But what’s in a name? For me, memorability, uniqueness, and the ability to write it down are all paramount
But what’s in a name? For me, memorability, uniqueness, and the ability to write it down are all paramount. And a problem with The Stars Are Fire is that nearly everyone mishears it as ‘The Stars Afire’. Then in 2014, after the booming success of The Fault In Our Stars film adaptation, my title sounded . . . oddly similar. It had that Shakespearean twang, a pervasive turn of phrase.

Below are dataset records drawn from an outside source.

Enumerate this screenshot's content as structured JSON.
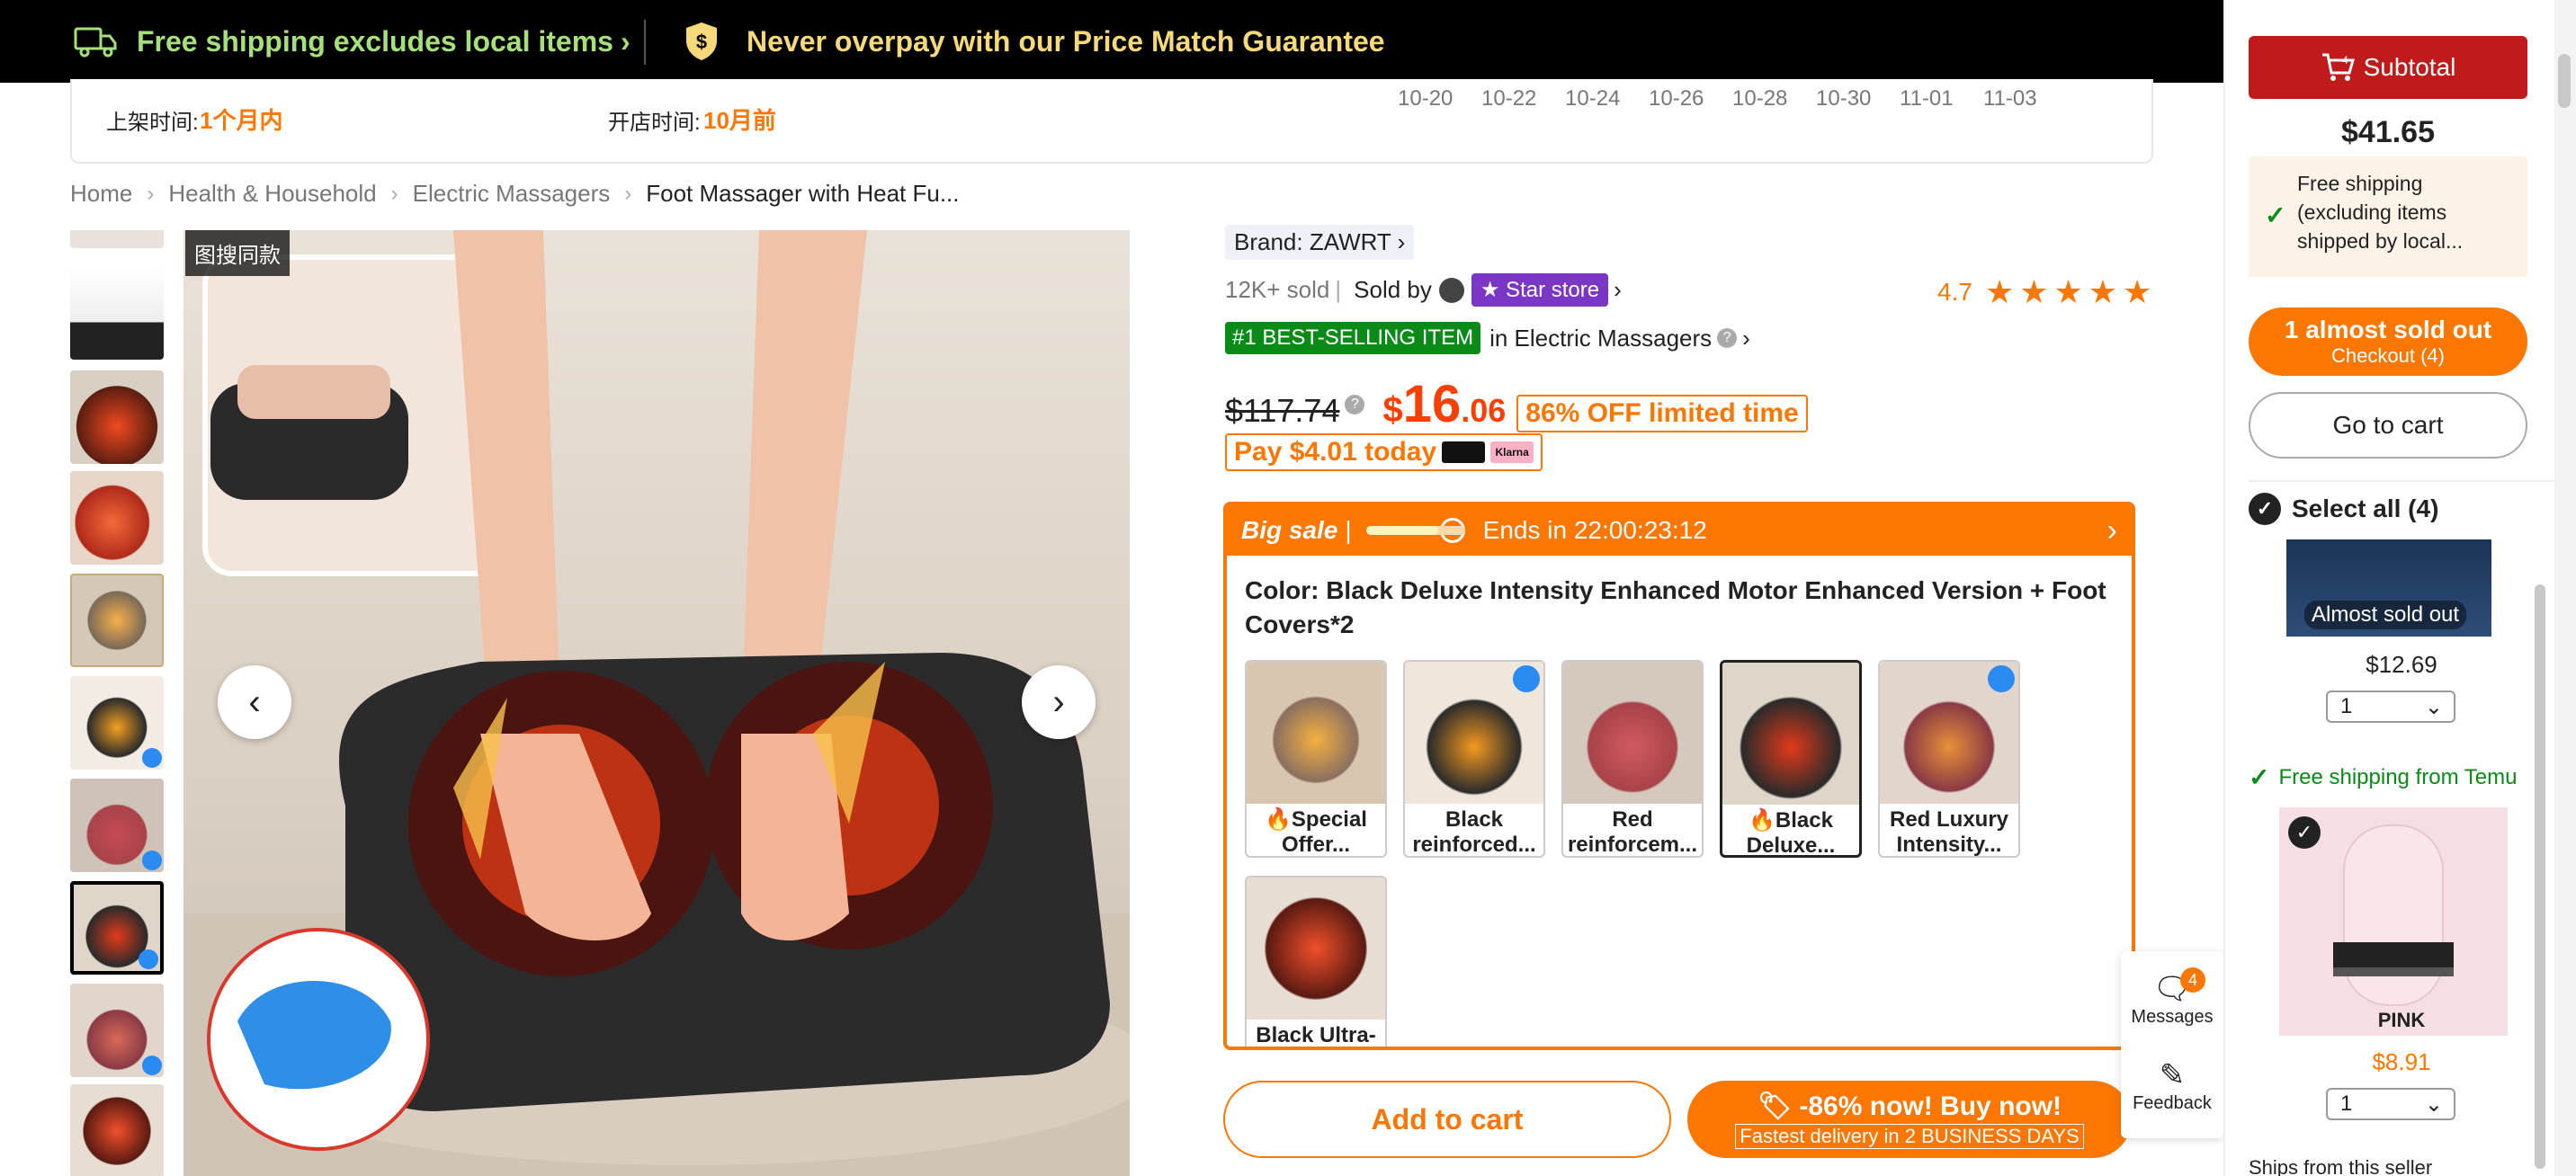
{
  "topbar": {
    "free_shipping": "Free shipping excludes local items",
    "price_match": "Never overpay with our Price Match Guarantee"
  },
  "stats": {
    "listed_label": "上架时间:",
    "listed_value": "1个月内",
    "store_label": "开店时间:",
    "store_value": "10月前",
    "dates": [
      "10-20",
      "10-22",
      "10-24",
      "10-26",
      "10-28",
      "10-30",
      "11-01",
      "11-03"
    ]
  },
  "breadcrumb": {
    "items": [
      "Home",
      "Health & Household",
      "Electric Massagers"
    ],
    "current": "Foot Massager with Heat Fu..."
  },
  "main_image": {
    "search_tag": "图搜同款"
  },
  "product": {
    "brand": "Brand: ZAWRT",
    "sold": "12K+ sold",
    "sold_by": "Sold by",
    "store_badge": "★ Star store",
    "rating": "4.7",
    "stars": "★★★★★",
    "best_selling": "#1 BEST-SELLING ITEM",
    "category": "in Electric Massagers",
    "old_price": "$117.74",
    "price_symbol": "$",
    "price_int": "16",
    "price_dec": ".06",
    "off_badge": "86% OFF limited time",
    "pay_today": "Pay $4.01 today",
    "pay_logo2": "Klarna"
  },
  "sale": {
    "title": "Big sale",
    "ends": "Ends in 22:00:23:12",
    "color_title": "Color: Black Deluxe Intensity Enhanced Motor Enhanced Version + Foot Covers*2",
    "options": [
      {
        "label1": "🔥Special",
        "label2": "Offer..."
      },
      {
        "label1": "Black",
        "label2": "reinforced..."
      },
      {
        "label1": "Red",
        "label2": "reinforcem..."
      },
      {
        "label1": "🔥Black",
        "label2": "Deluxe..."
      },
      {
        "label1": "Red Luxury",
        "label2": "Intensity..."
      },
      {
        "label1": "Black Ultra-",
        "label2": ""
      }
    ]
  },
  "actions": {
    "add_to_cart": "Add to cart",
    "buy_now": "🏷 -86% now! Buy now!",
    "fast_delivery": "Fastest delivery in 2 BUSINESS DAYS"
  },
  "float": {
    "messages": "Messages",
    "messages_count": "4",
    "feedback": "Feedback"
  },
  "cart": {
    "subtotal_label": "Subtotal",
    "subtotal_value": "$41.65",
    "free_shipping": "Free shipping (excluding items shipped by local...",
    "almost_sold": "1 almost sold out",
    "checkout": "Checkout (4)",
    "go_to_cart": "Go to cart",
    "select_all": "Select all (4)",
    "item1_badge": "Almost sold out",
    "item1_price": "$12.69",
    "item1_qty": "1",
    "free_shipping_temu": "Free shipping from Temu",
    "item2_name": "PINK",
    "item2_price": "$8.91",
    "item2_qty": "1",
    "ships_from": "Ships from this seller"
  }
}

With regret, I changed the title to Halcyon: a word I love – there’s a nice gallery in London with that name, and a bookshop – which has a sense of looking back, a theme inherent to my story. The novel is structured so that the timeline of the couple fighting to survive in space is intercut with their memories on a utopian Earth. ‘Halcyon’ had that double meaning: the sense of a golden age – a utopia – and the calm and tranquil nature of space. I was sold.
1. denoting a period of time in the past that was idyllically happy and peaceful.
synonyms: serene, calm, pleasant, tranquil
But as my novel went out on submission, and began to sell quite quickly in translation, I realised I’d given the story a name that didn't resonate in many languages. ‘What does it mean?’ I was asked. It seemed that without being followed by ‘days’, the inference I’d wanted in ‘halcyon’ was lost. ‘Oh! Like the Ellie Goulding album?’ It was time to find a new title.
With Transworld, my brilliant UK publisher, now on board, we turned for inspiration back to that timeless and epic title creator, Shakespeare. With hints of both Romeo & Juliet in my story (two young lovers in a clandestine relationship), and Hamlet references peppering the space scenes, we began to play once again with my working title, The Stars Are Fire, and a line from Hamlet.
Hold off the earth awhile
Till I have caught her once more in mine arms.
Laertes, in Hamlet (V, i)
Hold off the Earth. There was something in it, though the rounded vowel sounds made it feel heavy (and somehow quite literary). We yoyo-ed between The Stars Are Fire, and Hold Off The Earth, until somewhere amid the fifty-cell spreadsheet somebody suggested, quite simply:
Hold Back The Stars.
It was nice. But I had my qualms – was it too romantic? Did it sound like a title you’d read in a swirly, girly font? Then again, it matched the physical impossibility of Carys and Max’s task in space: to survive as they fall. I mean, you can’t actually hold back the stars. They’re gassy giants.
Going on my own criteria, it’s easy to write down, and to say – a title you can’t mishear. And then, Google asked: ‘Did you mean James Bay Hold Back The River?’ Finally! Uniqueness, at last. Four words I could own.
But it was only when I saw Sarah Whittaker’s striking cover design that I felt, fundamentally, it was the title for the novel. Outlined in hundreds of hand-drawn stars, in a modern, sans serif font, Hold Back The Stars was at last not just ‘a love story’, not just ‘sci-fi’ . . . It was somehow both, at once. It looked like a book I’d love – which, after all, is why I wrote it. I had drafted the type of story I wanted to read: a sprawling mass of space, meteors, first love, utopian ideals, rule-breaking, and time running out. And at the heart of it, there is a young couple pursuing a forbidden love, against all odds . . . which I hope you’ll find most excellent, and most lamentable, all at once.